Pilihan sebagian kecil Alumni terhadap Jokowi tentu sangat tidak elok dan tidak menguntungkan karena Pak Jokowi tidak mungkin punya kemampuan untuk mempertahankan kuantitas siswa, apalagi Joko Widodo bukan siapa-siapa dalam hubungan secara emosional dengan Pengudi Luhur Jakarta yang terkenal dengan kekuatan alumni yang hebat.
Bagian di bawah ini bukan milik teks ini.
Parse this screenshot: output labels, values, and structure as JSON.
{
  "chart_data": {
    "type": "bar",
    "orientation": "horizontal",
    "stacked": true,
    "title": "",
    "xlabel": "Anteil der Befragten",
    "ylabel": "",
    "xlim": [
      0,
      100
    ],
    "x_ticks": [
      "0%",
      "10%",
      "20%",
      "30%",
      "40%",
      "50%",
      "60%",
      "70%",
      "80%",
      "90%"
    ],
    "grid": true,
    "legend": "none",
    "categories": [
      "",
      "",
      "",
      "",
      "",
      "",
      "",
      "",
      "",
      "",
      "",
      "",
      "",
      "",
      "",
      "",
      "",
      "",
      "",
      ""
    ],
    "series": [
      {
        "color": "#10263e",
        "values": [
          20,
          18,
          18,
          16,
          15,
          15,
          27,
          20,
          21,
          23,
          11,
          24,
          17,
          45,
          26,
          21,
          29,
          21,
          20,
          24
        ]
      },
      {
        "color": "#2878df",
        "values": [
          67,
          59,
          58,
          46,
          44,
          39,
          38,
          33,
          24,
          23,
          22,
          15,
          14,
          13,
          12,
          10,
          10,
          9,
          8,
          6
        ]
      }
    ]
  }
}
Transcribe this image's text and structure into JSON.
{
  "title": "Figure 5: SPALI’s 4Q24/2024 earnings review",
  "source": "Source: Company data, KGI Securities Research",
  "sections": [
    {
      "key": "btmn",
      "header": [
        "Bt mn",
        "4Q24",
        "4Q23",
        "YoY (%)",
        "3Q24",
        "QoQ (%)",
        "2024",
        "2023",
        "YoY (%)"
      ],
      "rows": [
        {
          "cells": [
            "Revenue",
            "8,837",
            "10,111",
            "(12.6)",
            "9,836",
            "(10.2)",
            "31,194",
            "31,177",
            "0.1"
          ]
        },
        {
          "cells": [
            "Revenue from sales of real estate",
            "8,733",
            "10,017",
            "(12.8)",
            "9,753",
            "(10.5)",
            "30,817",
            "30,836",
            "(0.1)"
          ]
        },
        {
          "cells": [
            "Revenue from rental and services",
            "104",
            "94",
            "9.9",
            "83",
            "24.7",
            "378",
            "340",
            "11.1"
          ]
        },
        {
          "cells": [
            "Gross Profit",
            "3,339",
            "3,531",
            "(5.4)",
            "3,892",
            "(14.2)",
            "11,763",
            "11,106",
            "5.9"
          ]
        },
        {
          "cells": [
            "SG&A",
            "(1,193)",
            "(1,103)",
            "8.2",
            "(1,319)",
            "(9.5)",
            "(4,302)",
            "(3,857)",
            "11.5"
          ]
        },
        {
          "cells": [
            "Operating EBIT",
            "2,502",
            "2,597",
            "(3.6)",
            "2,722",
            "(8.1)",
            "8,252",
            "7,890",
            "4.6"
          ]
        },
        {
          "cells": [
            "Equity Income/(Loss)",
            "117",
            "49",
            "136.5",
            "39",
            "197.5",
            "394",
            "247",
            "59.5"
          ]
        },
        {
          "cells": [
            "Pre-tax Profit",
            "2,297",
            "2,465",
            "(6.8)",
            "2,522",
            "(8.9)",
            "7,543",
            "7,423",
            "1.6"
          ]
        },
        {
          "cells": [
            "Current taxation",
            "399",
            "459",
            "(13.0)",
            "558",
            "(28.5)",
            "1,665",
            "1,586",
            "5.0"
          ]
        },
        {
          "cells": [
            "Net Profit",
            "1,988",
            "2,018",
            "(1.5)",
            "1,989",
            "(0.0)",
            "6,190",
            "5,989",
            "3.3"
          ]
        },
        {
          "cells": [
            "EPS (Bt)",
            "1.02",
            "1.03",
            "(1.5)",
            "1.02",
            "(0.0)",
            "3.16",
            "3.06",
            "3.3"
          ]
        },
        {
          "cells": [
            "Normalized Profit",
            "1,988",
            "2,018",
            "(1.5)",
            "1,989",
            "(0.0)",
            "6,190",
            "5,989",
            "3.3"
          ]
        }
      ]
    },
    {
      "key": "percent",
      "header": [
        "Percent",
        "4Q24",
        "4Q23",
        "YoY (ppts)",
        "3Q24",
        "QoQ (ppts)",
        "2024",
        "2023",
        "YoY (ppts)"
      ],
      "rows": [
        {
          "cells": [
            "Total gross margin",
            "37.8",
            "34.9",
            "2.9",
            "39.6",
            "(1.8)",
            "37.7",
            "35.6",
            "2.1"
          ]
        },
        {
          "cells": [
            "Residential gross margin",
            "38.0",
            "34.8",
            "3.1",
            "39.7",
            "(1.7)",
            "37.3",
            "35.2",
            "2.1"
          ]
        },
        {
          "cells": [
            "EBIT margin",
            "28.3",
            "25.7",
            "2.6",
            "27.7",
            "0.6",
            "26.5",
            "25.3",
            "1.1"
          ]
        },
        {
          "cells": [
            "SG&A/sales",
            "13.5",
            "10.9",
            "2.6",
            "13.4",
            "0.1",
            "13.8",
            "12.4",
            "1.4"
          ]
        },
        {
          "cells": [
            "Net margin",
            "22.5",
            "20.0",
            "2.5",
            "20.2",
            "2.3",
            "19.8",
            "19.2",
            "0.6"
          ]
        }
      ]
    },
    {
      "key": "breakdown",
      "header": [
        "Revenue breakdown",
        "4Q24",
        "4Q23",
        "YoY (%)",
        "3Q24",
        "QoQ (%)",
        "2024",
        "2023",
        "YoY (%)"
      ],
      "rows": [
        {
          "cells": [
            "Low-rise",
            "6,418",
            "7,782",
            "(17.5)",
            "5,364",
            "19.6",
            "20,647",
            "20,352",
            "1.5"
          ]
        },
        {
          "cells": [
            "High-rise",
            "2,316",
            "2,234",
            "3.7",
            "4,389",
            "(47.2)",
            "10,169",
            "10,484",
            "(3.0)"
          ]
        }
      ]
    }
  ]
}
Sekedar mengingatkan saja bahwa berbagai hasil survei telah menunjukkan bahwa Prabowo unggul di kalangan kaum terdidik dan kelas menegah yang rasional.

Pangudi Luhur diisi oleh rata-rata siswa yang berasal dari kalangan kaum berada dan elit dan terpelajar karena siswa yang berasal dari orang tua sederhana dan rakyat biasa lebih memilih Sekolah Negeri yang gratis.

Apalagi Sekolah Negeri dan Swasta lain juga mulai berkualitas.